Things To Do In Manhatten When You're Dead

So I finally got around to playing more recent games. All of two. I'll put up a review of Street Fighter 4 at some point, but right now I'll talk about Ghostbusters.

The story takes place after Ghostbusters 2, but feels more like a direct follow-up to the first movie. In short, Ivo Shandor and his crew of ethereal Gozer worshipers are back from the dead and reeking havoc in New York (which has an oddly post 9/11 skyline for a game taking place in 1991). The script was written by Dan Aykroyd and Harold Ramis, the writers for the original movie, and generally speaking it shows. Ramis and Ernie Hudson give solid performances in the game, but Bill Murray and Dan Aykroyd are a bit askew here. Part of what made Murray's performance in the original Ghostbusters so great was that so much of it was improvisational, to the point where they considered giving him a co-writing credit. You can't improv a video game script, and the result is that Bill Murray isn't so much acting as he's acting like he's acting. Meanwhile, Dan Aykroyd is having way too much fun for his own good. Maybe it's because he's a Spiritualist and honestly believes this stuff. He's having as much fun here as John Travolta seemed to be having in Battlefield Earth. It's not that Murray's or Aykroyd's performances are bad, it's just not their "A" game.

The mood of the game is certainly reminiscent of the original movie. It's written as a comedy, but much of the atmosphere puts it closer to the horror genre. I got more chills from this game than from what passes for horror games these days (the exception being Silent Hill, which I still don't like to play after sundown). Perhaps this is a result of knowing for a fact that a dangerous entity is in the room, you just don't know where. Also, it can move through walls and you can't.

In terms of gameplay, James Rolfe put it rather succinctly when he said that had this been any other franchise the game would have been average, but as a Ghostbusters game it was brilliant. What is simultaneously the game's greatest strength and weakness is that much of the game mechanics are just like the movie. If you're not a big Ghostbusters fan, the game mechanic where you have to wrangle ghosts into the ghost traps could start to feel like it breaks the flow of an otherwise fast-paced shooter. The game's accuracy to the movies arguably hurts the gameplay. I, on the other hand, spent a good part of my childhood running around the backyard with a plastic "proton pack" strapped to my back. In the case of myself and people like me the fact that gameplay mechanics are "just like the movies" is the whole point of the game mechanics in Ghostbusters.

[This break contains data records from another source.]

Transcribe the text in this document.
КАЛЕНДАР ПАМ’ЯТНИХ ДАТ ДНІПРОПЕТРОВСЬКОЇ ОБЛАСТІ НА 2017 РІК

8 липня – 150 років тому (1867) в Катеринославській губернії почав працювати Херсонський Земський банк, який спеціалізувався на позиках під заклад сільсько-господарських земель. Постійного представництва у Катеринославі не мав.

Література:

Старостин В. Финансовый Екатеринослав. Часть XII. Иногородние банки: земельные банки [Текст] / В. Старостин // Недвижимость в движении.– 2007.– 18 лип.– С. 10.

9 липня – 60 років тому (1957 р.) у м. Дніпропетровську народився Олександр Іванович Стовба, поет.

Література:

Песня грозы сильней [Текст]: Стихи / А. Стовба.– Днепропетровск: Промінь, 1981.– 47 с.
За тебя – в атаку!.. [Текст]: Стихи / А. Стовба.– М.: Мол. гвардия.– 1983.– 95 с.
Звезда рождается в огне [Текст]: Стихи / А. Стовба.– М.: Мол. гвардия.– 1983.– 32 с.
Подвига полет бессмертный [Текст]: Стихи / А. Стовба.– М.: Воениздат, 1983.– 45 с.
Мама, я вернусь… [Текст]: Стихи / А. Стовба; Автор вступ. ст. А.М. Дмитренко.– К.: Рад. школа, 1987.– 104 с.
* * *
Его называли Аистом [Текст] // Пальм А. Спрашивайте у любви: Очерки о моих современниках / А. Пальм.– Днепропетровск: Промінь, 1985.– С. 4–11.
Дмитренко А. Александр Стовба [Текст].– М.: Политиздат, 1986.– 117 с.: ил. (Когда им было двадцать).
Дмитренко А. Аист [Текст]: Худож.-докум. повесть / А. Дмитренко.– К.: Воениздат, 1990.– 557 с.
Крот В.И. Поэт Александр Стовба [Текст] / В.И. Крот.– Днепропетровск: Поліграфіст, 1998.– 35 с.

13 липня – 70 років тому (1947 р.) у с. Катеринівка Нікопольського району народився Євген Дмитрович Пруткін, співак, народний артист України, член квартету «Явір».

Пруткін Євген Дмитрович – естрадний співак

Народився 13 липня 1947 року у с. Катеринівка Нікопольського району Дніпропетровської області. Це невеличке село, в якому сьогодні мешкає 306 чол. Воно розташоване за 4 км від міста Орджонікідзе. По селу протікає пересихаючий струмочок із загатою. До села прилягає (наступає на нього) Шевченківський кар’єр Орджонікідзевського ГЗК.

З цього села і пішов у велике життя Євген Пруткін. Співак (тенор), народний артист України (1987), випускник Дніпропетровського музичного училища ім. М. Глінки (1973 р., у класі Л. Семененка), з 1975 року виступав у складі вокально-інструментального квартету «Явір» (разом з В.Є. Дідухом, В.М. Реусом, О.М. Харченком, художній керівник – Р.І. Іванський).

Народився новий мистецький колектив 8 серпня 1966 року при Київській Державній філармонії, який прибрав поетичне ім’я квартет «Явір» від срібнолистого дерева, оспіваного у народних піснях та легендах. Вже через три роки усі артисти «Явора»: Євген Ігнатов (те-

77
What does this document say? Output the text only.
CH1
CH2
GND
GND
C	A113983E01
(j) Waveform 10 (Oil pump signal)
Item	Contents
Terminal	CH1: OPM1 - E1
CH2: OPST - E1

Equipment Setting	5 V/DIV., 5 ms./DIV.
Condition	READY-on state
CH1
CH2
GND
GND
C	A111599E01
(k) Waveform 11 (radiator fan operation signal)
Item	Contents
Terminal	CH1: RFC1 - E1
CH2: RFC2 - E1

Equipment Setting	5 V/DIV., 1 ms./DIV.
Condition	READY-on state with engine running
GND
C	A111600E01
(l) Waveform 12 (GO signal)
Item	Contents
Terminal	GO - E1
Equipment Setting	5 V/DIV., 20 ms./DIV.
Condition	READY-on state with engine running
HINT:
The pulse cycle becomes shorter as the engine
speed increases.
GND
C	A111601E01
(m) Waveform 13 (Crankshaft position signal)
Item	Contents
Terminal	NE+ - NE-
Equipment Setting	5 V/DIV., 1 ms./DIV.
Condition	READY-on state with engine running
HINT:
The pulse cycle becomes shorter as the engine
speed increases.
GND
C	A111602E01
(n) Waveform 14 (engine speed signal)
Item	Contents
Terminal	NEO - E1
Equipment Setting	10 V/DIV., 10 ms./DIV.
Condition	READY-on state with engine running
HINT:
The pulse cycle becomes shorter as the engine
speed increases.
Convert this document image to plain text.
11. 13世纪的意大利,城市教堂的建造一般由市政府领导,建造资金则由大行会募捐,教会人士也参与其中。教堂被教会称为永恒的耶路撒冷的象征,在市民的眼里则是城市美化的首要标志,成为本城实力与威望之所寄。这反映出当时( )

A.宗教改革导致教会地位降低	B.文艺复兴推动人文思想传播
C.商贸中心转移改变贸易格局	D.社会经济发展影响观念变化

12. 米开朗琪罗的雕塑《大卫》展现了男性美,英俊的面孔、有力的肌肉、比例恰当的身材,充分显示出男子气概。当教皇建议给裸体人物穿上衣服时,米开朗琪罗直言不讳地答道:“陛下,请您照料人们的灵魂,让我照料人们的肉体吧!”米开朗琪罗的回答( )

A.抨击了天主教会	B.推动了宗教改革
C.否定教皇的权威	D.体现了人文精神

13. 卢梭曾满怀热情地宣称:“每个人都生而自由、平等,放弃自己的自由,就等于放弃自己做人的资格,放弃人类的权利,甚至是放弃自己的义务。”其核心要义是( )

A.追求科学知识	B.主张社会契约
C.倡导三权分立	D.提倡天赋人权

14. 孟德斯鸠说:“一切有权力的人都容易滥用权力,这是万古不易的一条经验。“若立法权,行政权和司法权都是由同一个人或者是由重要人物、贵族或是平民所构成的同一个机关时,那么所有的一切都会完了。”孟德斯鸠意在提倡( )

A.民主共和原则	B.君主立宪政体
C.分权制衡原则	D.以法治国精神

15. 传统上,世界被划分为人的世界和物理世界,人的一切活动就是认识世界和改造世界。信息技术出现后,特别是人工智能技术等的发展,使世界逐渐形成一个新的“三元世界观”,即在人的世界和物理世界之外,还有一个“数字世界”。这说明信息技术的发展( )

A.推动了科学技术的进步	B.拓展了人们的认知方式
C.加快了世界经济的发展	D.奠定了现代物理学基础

If you're a big Ghostbusters fan then dragging ghosts into your traps with a particle gun isn't a break in the action's pacing, it is the action. I enjoyed hunting down ghostly clues with a PKE meter, but I can see how others might find it tedious.

If you're a fan of the movies (or, to a lesser extent, the cartoon series) then this game is probably a worthwhile purchase. If you didn't like Ghostbusters as much as folks like me or are otherwise unfamiliar with the franchise, you may still have fun with this game. The key word is "may". In the case of non-fans, a weekend rental is highly recommended before you take the plunge and buy it.